Nurses who work in the prison — both RNs and
the MTAs, who are mostly LVNs — have other challenges
as well. They work in an enclosed facility with elevators
that require keys, gates that clang shut, and corridors
marked with yellow lines that their patients may not
cross. They must be alert for patients who may try to
take advantage of them and must take care in addressing
or touching patients. Appointments and schedules must
be flexible to allow for lockdowns and sudden court
dates.
But the nurses say the rewards of their job —
bringing health care to people who need it, the gratitude
of their patients, and job security combined with great
benefits — more than make up for the difficulties
of nursing behind bars.
From the outside, the California Medical Facility,
built in 1955, looks more like a prison than a medical
facility. Guard towers and double chain-link fences
topped with rolls of barbed wire surround a field of
clipped dry grass and somber wheat-colored buildings
pockmarked with tiny windows.
But after passing through a round of security checks,
a metal detector, and an automatically locking door,
visitors pass through a small landscaped area with flowers
and sculptures.

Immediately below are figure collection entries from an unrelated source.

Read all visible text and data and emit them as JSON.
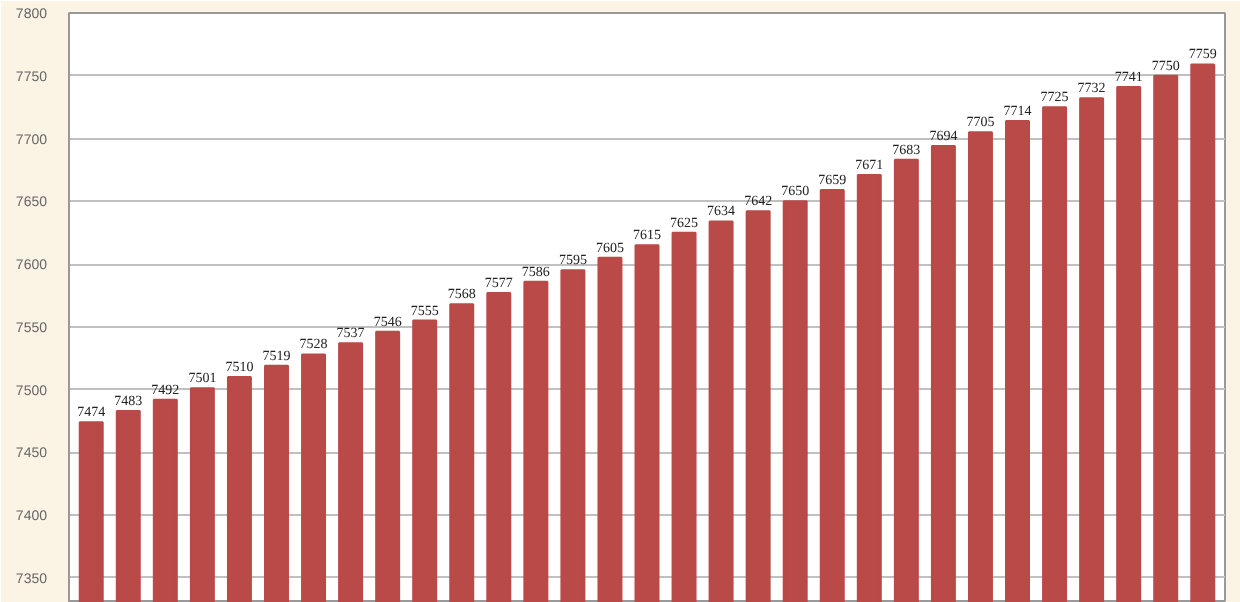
{
  "chart_data": {
    "type": "bar",
    "categories": [
      null,
      null,
      null,
      null,
      null,
      null,
      null,
      null,
      null,
      null,
      null,
      null,
      null,
      null,
      null,
      null,
      null,
      null,
      null,
      null,
      null,
      null,
      null,
      null,
      null,
      null,
      null,
      null,
      null,
      null,
      null
    ],
    "values": [
      7474,
      7483,
      7492,
      7501,
      7510,
      7519,
      7528,
      7537,
      7546,
      7555,
      7568,
      7577,
      7586,
      7595,
      7605,
      7615,
      7625,
      7634,
      7642,
      7650,
      7659,
      7671,
      7683,
      7694,
      7705,
      7714,
      7725,
      7732,
      7741,
      7750,
      7759
    ],
    "color": "#b94a48",
    "ylim": [
      7330,
      7800
    ],
    "yticks": [
      7350,
      7400,
      7450,
      7500,
      7550,
      7600,
      7650,
      7700,
      7750,
      7800
    ],
    "grid": "y",
    "data_labels": true
  }
}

A caduceus — the medical insignia
of two snakes entwined with a staff — marks the
entrance to the building that is both a medical center
and a prison.
Inside, the two concepts seem to shift constantly.
At a clinic for HIV patients, inmates sit in chairs
waiting for a nurse to call their names. Some grumble
or argue about their appointments. It could be a clinic
waiting room in almost any hospital, except the patients
are all men dressed in the same blue uniform.